La performance de Phoenix est la clé du ton absurde. La durée gargantuesque de trois heures de Beau a peur est pratiquement justifiée par ses seuls plans de réaction, sur lesquels la perspective s’attarde pendant de longues périodes sans couper. C’est comme si la caméra attendait que Beau commente ou s’oppose aux nombreuses bizarreries qui l’entourent, ou aux affronts personnels lancés dans sa direction (le résultat est une intensité de fil de rasoir qui chatouille autant qu’elle coupe). Ce qu’il propose à la place, c’est une acceptation résignée de sa situation, même si elle devient de plus en plus fantastique. Beau a peur offre rarement de la clarté sur ce qui est réel ou irréel, mais il reste en phase avec la façon dont la naissance, le sexe, le vieillissement et la mort se brouillent dans un continuum anxieux dans l’esprit de Beau. Chacun présage le suivant de manière subtile qu’on nous apprend pratiquement à anticiper à travers la répétition de rêves entremêlés d’implications œdipiennes. (RIP Sigmund Freud, vous auriez adoré ce film.)
Mais par-dessus tout, ce qui fait de Beau Is Afraid une montre si fascinante, c’est qu’elle est à la fois drôle et terrifiante, souvent dans les mêmes moments. Il réalise ce que Joker – qui présentait la performance oscarisée de Phoenix – n’a pas réussi avec un ton discordant, transformant pratiquement les gros plans emblématiques d’Aster, des visages morts figés dans des moments de peur et d’angoisse, en masques de comédie grecque.

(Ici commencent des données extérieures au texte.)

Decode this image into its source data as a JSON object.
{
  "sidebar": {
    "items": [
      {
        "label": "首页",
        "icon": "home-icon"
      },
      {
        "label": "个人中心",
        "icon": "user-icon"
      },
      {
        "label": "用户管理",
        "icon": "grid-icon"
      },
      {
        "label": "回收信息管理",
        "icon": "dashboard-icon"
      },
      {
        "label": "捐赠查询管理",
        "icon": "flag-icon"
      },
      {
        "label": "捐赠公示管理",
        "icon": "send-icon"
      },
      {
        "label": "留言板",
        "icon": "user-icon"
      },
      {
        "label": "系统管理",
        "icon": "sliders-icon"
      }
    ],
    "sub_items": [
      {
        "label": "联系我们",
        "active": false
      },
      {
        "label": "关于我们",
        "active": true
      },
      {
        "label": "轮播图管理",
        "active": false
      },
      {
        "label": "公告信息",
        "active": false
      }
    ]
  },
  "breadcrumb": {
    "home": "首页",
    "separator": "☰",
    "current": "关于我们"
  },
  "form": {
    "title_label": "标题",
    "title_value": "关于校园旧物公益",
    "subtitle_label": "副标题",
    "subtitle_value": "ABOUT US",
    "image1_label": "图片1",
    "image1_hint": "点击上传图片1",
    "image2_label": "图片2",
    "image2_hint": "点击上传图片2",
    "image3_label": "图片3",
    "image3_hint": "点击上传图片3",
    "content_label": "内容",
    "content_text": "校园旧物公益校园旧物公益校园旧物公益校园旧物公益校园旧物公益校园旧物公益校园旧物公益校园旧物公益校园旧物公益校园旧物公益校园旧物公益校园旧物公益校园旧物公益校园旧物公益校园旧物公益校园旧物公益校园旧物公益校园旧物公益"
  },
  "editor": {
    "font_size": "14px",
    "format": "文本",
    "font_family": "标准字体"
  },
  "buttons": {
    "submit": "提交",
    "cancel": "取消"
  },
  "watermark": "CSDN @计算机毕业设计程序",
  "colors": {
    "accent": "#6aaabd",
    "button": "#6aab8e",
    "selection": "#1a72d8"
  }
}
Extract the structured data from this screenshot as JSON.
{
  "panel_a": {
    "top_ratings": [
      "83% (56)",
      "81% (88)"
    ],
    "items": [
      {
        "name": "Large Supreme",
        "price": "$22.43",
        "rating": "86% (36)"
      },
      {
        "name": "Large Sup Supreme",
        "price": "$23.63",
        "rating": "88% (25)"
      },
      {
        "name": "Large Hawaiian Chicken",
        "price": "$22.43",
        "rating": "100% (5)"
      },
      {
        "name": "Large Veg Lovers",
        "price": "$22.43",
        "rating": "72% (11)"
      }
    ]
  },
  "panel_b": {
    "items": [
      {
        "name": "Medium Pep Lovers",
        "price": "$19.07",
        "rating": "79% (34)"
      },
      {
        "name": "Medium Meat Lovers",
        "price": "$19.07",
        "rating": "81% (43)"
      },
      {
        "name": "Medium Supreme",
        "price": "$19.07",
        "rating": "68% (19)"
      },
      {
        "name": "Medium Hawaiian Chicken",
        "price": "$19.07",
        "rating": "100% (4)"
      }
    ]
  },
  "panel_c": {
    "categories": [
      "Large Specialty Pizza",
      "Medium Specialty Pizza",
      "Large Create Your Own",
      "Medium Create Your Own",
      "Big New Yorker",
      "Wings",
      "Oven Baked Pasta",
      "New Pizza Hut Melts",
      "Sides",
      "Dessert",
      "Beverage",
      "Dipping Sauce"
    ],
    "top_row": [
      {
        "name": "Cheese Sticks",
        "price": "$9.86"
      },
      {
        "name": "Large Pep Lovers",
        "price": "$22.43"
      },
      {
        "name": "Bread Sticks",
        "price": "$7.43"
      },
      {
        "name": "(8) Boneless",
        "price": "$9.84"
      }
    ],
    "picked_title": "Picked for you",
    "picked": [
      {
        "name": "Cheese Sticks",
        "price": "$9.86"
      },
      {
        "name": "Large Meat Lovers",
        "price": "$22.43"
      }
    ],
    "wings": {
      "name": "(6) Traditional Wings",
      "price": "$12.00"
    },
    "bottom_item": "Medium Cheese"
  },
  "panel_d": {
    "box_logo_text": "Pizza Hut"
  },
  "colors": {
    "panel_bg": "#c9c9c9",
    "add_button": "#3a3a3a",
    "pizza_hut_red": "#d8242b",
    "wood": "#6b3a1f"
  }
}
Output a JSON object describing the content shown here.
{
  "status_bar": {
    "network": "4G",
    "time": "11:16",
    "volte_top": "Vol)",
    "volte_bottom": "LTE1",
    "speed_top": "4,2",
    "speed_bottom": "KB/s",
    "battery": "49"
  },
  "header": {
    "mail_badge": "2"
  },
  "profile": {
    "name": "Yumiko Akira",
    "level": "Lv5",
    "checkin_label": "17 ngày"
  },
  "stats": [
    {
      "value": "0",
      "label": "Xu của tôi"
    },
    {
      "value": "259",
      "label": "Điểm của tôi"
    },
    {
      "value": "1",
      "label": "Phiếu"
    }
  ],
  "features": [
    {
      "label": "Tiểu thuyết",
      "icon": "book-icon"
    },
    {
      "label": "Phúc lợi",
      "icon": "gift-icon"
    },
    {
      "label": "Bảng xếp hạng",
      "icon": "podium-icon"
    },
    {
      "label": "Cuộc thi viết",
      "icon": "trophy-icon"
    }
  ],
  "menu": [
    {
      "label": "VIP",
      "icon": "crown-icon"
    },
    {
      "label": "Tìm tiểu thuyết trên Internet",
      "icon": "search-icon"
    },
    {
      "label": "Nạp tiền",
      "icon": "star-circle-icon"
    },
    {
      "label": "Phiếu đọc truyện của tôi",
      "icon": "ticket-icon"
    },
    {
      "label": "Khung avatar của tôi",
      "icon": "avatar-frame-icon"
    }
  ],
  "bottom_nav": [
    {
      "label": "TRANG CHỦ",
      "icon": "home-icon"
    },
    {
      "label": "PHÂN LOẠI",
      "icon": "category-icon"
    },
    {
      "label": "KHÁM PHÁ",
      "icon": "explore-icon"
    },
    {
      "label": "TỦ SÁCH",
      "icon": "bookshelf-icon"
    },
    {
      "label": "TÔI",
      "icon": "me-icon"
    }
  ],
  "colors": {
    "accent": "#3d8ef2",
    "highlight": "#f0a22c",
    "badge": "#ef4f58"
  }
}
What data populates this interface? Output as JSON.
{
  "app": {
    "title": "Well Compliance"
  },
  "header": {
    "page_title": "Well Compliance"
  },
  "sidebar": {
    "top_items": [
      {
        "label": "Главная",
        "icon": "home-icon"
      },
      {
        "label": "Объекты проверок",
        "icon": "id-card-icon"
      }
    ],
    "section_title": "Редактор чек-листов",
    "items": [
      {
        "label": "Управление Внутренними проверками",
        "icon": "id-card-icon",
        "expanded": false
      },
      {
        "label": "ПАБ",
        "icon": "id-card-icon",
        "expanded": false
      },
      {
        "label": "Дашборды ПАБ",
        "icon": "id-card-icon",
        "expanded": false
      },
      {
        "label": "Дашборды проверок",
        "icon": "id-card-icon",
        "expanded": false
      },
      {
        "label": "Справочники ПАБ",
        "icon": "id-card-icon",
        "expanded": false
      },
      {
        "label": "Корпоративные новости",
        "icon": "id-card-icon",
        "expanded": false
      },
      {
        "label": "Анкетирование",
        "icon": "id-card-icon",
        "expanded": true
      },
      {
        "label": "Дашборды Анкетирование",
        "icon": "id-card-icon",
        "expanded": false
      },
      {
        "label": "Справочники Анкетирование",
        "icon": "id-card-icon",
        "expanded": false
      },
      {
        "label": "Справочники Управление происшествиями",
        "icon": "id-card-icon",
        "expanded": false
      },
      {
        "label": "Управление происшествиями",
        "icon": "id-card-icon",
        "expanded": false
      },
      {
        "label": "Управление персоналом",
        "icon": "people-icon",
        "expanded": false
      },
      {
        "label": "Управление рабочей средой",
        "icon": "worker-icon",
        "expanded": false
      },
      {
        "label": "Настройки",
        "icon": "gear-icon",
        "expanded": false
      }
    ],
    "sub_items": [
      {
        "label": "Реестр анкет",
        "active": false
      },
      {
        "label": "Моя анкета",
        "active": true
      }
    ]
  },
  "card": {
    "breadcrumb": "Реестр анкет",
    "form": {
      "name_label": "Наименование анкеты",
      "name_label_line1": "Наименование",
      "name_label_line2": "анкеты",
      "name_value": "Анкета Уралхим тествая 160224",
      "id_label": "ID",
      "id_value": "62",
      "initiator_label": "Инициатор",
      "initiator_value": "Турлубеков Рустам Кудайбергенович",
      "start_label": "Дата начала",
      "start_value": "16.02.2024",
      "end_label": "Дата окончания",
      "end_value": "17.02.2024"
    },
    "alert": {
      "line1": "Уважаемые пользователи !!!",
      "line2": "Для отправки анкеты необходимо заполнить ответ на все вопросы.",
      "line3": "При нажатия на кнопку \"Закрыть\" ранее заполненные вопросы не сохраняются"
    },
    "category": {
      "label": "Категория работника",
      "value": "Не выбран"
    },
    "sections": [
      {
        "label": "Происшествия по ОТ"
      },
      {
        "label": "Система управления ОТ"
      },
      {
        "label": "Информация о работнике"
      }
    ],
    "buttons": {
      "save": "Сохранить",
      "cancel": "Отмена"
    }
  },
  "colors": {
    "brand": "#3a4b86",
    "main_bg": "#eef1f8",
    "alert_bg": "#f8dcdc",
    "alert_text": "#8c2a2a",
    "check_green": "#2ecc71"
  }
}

Le cinéma est stellaire à tous les niveaux. Non seulement l’utilisation du son est particulièrement secouante – la façon ingénieuse dont il mélange les voix humaines renforce la paranoïa de Beau, ce qui en fait un incontournable dans le théâtre le plus bruyant possible – mais le cadrage visuel d’Aster et du directeur de la photographie Pawel Pogorzelski surpasse la plupart des comédies américaines simples dans son approche espiègle. . Une grande partie de l’humour ironique est née des choses bizarres immédiatement dans le voisinage de Beau, qu’il s’agisse de changements mineurs dans l’espace ou du comportement décalé des personnages secondaires, chacun joué par des visages surprenants et familiers.
Pendant tout ce temps, sa relation physique avec ces éléments de l’histoire joue comme un bâillon en soi, que ce soit à travers les non-réponses déconcertantes de Phoenix, ou la façon dont il absorbe la punition émotionnelle sans se plaindre – ou simplement à travers l’énergie contrastante de l’apathie polie de Beau avec d’autres l’hyperactivité des personnages. Il reste centré alors que le film capture le chaos qui se déroule autour de lui. La plupart du temps, Beau est la punchline, mais la configuration semble toujours être une confession profondément personnelle d’Aster, qui semble reconnaître que ses propres névroses lancinantes sont la cible de la blague. On ne peut qu’espérer que la réalisation d’un film d’horreur avec cette autodérision a été utile d’une certaine manière; l’expérience de le regarder est susceptible d’être au moins conflictuelle – sinon cathartique.